Hürriyet ve meşru yaşama hakkı

Habbe & Kubbe

Son dönem Osmanlı münevverlerini kendine âşık eden Sultan-ı Hürriyetin bir huyu vardır; Hürriyetin Yaratıcısından başkasına yapılan bütün kölelikleri yıkar, ortadan kaldırır. Buna nefse esaret de dâhildir. Başkasına tecavüz ve tahakküme cevaz vermemesi, bedelini almadan kimseye cemalini göstermemesi ve oldukça da “nazlanarak” gelmesi de huylarından bazılarıdır. Lakin teşrifi ile nasiplendirmediği toplumları cehaletin karanlığına terk edip, taassuba hapsetmesi ve ferdin teşebbüs gücü ile birlikte hayallerini de elinden alması ekmekten önce hürriyete mecbur etmiştir insanları…

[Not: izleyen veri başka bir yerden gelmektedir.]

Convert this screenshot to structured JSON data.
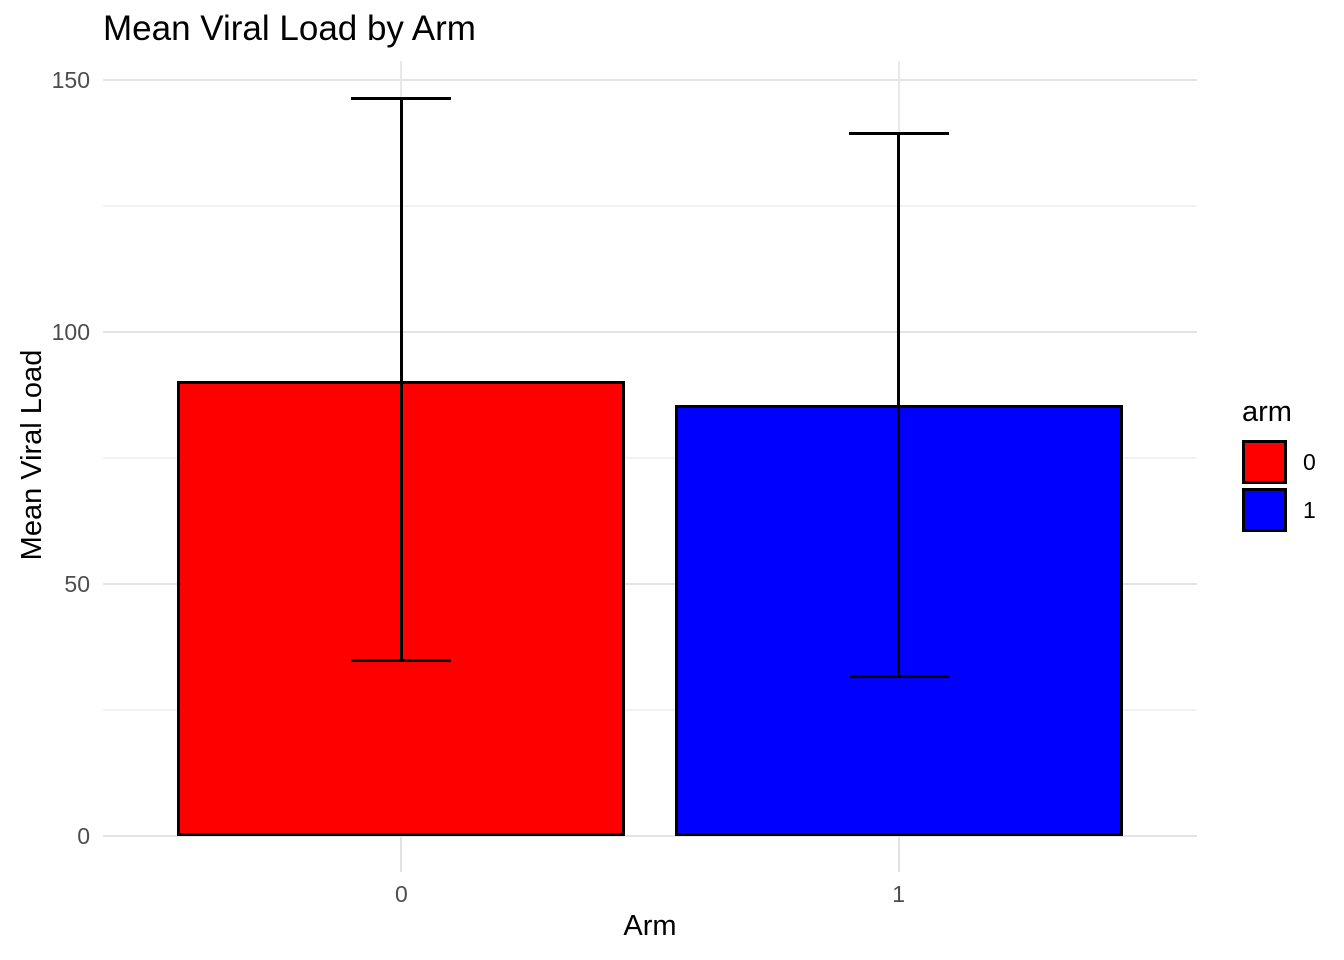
{
  "chart_data": {
    "type": "bar",
    "title": "Mean Viral Load by Arm",
    "xlabel": "Arm",
    "ylabel": "Mean Viral Load",
    "categories": [
      "0",
      "1"
    ],
    "values": [
      90.3,
      85.6
    ],
    "error_bars": {
      "lower": [
        34.9,
        31.7
      ],
      "upper": [
        146.4,
        139.4
      ]
    },
    "bar_colors": [
      "#FF0000",
      "#0000FF"
    ],
    "bar_border_color": "#000000",
    "errorbar_color": "#000000",
    "ylim": [
      0,
      150
    ],
    "ytick_values": [
      0,
      50,
      100,
      150
    ],
    "yticks_minor": [
      25,
      75,
      125
    ],
    "grid": true,
    "legend": {
      "title": "arm",
      "position": "right",
      "entries": [
        {
          "label": "0",
          "color": "#FF0000"
        },
        {
          "label": "1",
          "color": "#0000FF"
        }
      ]
    }
  }
}
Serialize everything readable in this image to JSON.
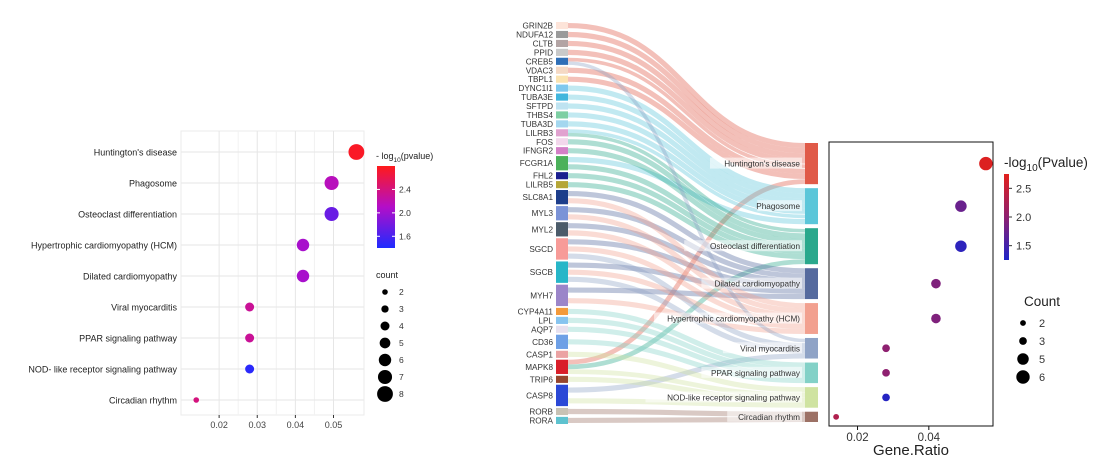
{
  "colors": {
    "left_grad_high": "#ff1a1a",
    "left_grad_mid": "#b30ec8",
    "left_grad_low": "#1f2bff",
    "right_grad_high": "#e2201b",
    "right_grad_mid": "#8e2070",
    "right_grad_low": "#1e24c8"
  },
  "chart_data": [
    {
      "type": "scatter",
      "subtype": "dotplot",
      "title": "",
      "xlabel": "",
      "ylabel": "",
      "xlim": [
        0.01,
        0.058
      ],
      "xticks": [
        0.02,
        0.03,
        0.04,
        0.05
      ],
      "xtick_labels": [
        "0.02",
        "0.03",
        "0.04",
        "0.05"
      ],
      "grid": true,
      "categories": [
        "Huntington's disease",
        "Phagosome",
        "Osteoclast differentiation",
        "Hypertrophic cardiomyopathy (HCM)",
        "Dilated cardiomyopathy",
        "Viral myocarditis",
        "PPAR signaling pathway",
        "NOD- like receptor signaling pathway",
        "Circadian rhythm"
      ],
      "x": [
        0.056,
        0.0495,
        0.0495,
        0.042,
        0.042,
        0.028,
        0.028,
        0.028,
        0.014
      ],
      "count": [
        8,
        7,
        7,
        6,
        6,
        4,
        4,
        4,
        2
      ],
      "neg_log10_pvalue": [
        2.75,
        2.15,
        1.75,
        2.05,
        2.05,
        2.3,
        2.3,
        1.45,
        2.4
      ],
      "color_legend": {
        "title_prefix": "- log",
        "title_sub": "10",
        "title_suffix": "(pvalue)",
        "range": [
          1.4,
          2.8
        ],
        "ticks": [
          1.6,
          2.0,
          2.4
        ],
        "tick_labels": [
          "1.6",
          "2.0",
          "2.4"
        ]
      },
      "size_legend": {
        "title": "count",
        "values": [
          2,
          3,
          4,
          5,
          6,
          7,
          8
        ],
        "labels": [
          "2",
          "3",
          "4",
          "5",
          "6",
          "7",
          "8"
        ]
      }
    },
    {
      "type": "sankey",
      "title": "",
      "genes": [
        "GRIN2B",
        "NDUFA12",
        "CLTB",
        "PPID",
        "CREB5",
        "VDAC3",
        "TBPL1",
        "DYNC1I1",
        "TUBA3E",
        "SFTPD",
        "THBS4",
        "TUBA3D",
        "LILRB3",
        "FOS",
        "IFNGR2",
        "FCGR1A",
        "FHL2",
        "LILRB5",
        "SLC8A1",
        "MYL3",
        "MYL2",
        "SGCD",
        "SGCB",
        "MYH7",
        "CYP4A11",
        "LPL",
        "AQP7",
        "CD36",
        "CASP1",
        "MAPK8",
        "TRIP6",
        "CASP8",
        "RORB",
        "RORA"
      ],
      "gene_weights": [
        1,
        1,
        1,
        1,
        1,
        1,
        1,
        1,
        1,
        1,
        1,
        1,
        1,
        1,
        1,
        2,
        1,
        1,
        2,
        2,
        2,
        3,
        3,
        3,
        1,
        1,
        1,
        2,
        1,
        2,
        1,
        3,
        1,
        1
      ],
      "gene_colors": [
        "#fde4d9",
        "#9a9a9a",
        "#b3a4a4",
        "#c9c9c9",
        "#2f6fb7",
        "#f5d9c4",
        "#fbe3b0",
        "#7fc9ee",
        "#41b6dd",
        "#bfe3f1",
        "#7ecfa3",
        "#a4d7ef",
        "#e1a2d0",
        "#f3d7ec",
        "#d47fc7",
        "#4cb15b",
        "#1a1f8f",
        "#b5a637",
        "#1d3e8b",
        "#7b93d7",
        "#4b5b6a",
        "#f79b98",
        "#27b6c8",
        "#9b85c9",
        "#f39a3b",
        "#86c4ef",
        "#e7e0ee",
        "#6ea0e6",
        "#eba3a3",
        "#d91f2a",
        "#96462e",
        "#2b48d6",
        "#c8c2b4",
        "#5ec2cf"
      ],
      "pathways": [
        "Huntington's disease",
        "Phagosome",
        "Osteoclast differentiation",
        "Dilated cardiomyopathy",
        "Hypertrophic cardiomyopathy (HCM)",
        "Viral myocarditis",
        "PPAR signaling pathway",
        "NOD-like receptor signaling pathway",
        "Circadian rhythm"
      ],
      "pathway_weights": [
        8,
        7,
        7,
        6,
        6,
        4,
        4,
        4,
        2
      ],
      "pathway_colors": [
        "#e05a48",
        "#5bc6d9",
        "#2aa88c",
        "#556a9e",
        "#f2a08f",
        "#8fa3c6",
        "#83d1c7",
        "#cfe3a1",
        "#9c7165"
      ],
      "links": [
        [
          0,
          0
        ],
        [
          1,
          0
        ],
        [
          2,
          0
        ],
        [
          3,
          0
        ],
        [
          4,
          0
        ],
        [
          5,
          0
        ],
        [
          6,
          0
        ],
        [
          29,
          0
        ],
        [
          7,
          1
        ],
        [
          8,
          1
        ],
        [
          9,
          1
        ],
        [
          10,
          1
        ],
        [
          11,
          1
        ],
        [
          12,
          1
        ],
        [
          15,
          1
        ],
        [
          13,
          2
        ],
        [
          14,
          2
        ],
        [
          15,
          2
        ],
        [
          29,
          2
        ],
        [
          16,
          2
        ],
        [
          17,
          2
        ],
        [
          12,
          2
        ],
        [
          18,
          3
        ],
        [
          19,
          3
        ],
        [
          20,
          3
        ],
        [
          21,
          3
        ],
        [
          22,
          3
        ],
        [
          23,
          3
        ],
        [
          18,
          4
        ],
        [
          19,
          4
        ],
        [
          20,
          4
        ],
        [
          21,
          4
        ],
        [
          22,
          4
        ],
        [
          23,
          4
        ],
        [
          21,
          5
        ],
        [
          22,
          5
        ],
        [
          31,
          5
        ],
        [
          4,
          5
        ],
        [
          24,
          6
        ],
        [
          25,
          6
        ],
        [
          26,
          6
        ],
        [
          27,
          6
        ],
        [
          28,
          7
        ],
        [
          29,
          7
        ],
        [
          30,
          7
        ],
        [
          31,
          7
        ],
        [
          32,
          8
        ],
        [
          33,
          8
        ]
      ]
    },
    {
      "type": "scatter",
      "subtype": "dotplot",
      "title": "",
      "xlabel": "Gene.Ratio",
      "ylabel": "",
      "xlim": [
        0.012,
        0.058
      ],
      "xticks": [
        0.02,
        0.04
      ],
      "xtick_labels": [
        "0.02",
        "0.04"
      ],
      "grid": false,
      "x": [
        0.056,
        0.049,
        0.049,
        0.042,
        0.042,
        0.028,
        0.028,
        0.028,
        0.014
      ],
      "count": [
        6,
        5,
        5,
        4,
        4,
        3,
        3,
        3,
        2
      ],
      "neg_log10_pvalue": [
        2.7,
        1.75,
        1.35,
        1.9,
        1.9,
        2.0,
        2.0,
        1.3,
        2.3
      ],
      "color_legend": {
        "title_prefix": "-log",
        "title_sub": "10",
        "title_suffix": "(Pvalue)",
        "range": [
          1.25,
          2.75
        ],
        "ticks": [
          1.5,
          2.0,
          2.5
        ],
        "tick_labels": [
          "1.5",
          "2.0",
          "2.5"
        ]
      },
      "size_legend": {
        "title": "Count",
        "values": [
          2,
          3,
          5,
          6
        ],
        "labels": [
          "2",
          "3",
          "5",
          "6"
        ]
      }
    }
  ]
}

İnsanlık tarihi hürriyeti fark edemeyenlerle dolu olduğu kadar, yanlış ‘tefsir’ edenlerle de lebalep maalesef. Avrupa, hürriyeti, islamdan (veda hutbesi) 600 sene daha geç (Magna Carta) keşfetmiş, üstelik semavi esaslarla terbiye etmediği için şeytan ve nefsin köleliğinden kurtulamamıştır. Oysa Avrupa’ya gerçek hürriyet ne kadar yakışırdı değil mi?

İblisi icraatların ahir zaman versiyonları olan müfsit aletleri kullanarak yapılan manipülasyonlar yüzünden, ‘hakiki hürriyet’ Avrupa’ya bir türlü arz-ı endam edemiyor. Tıpkı istibdadı bilerek ve severek kovmayan, rey veren, alkışlayan âlem-i İslam’da olduğu gibi…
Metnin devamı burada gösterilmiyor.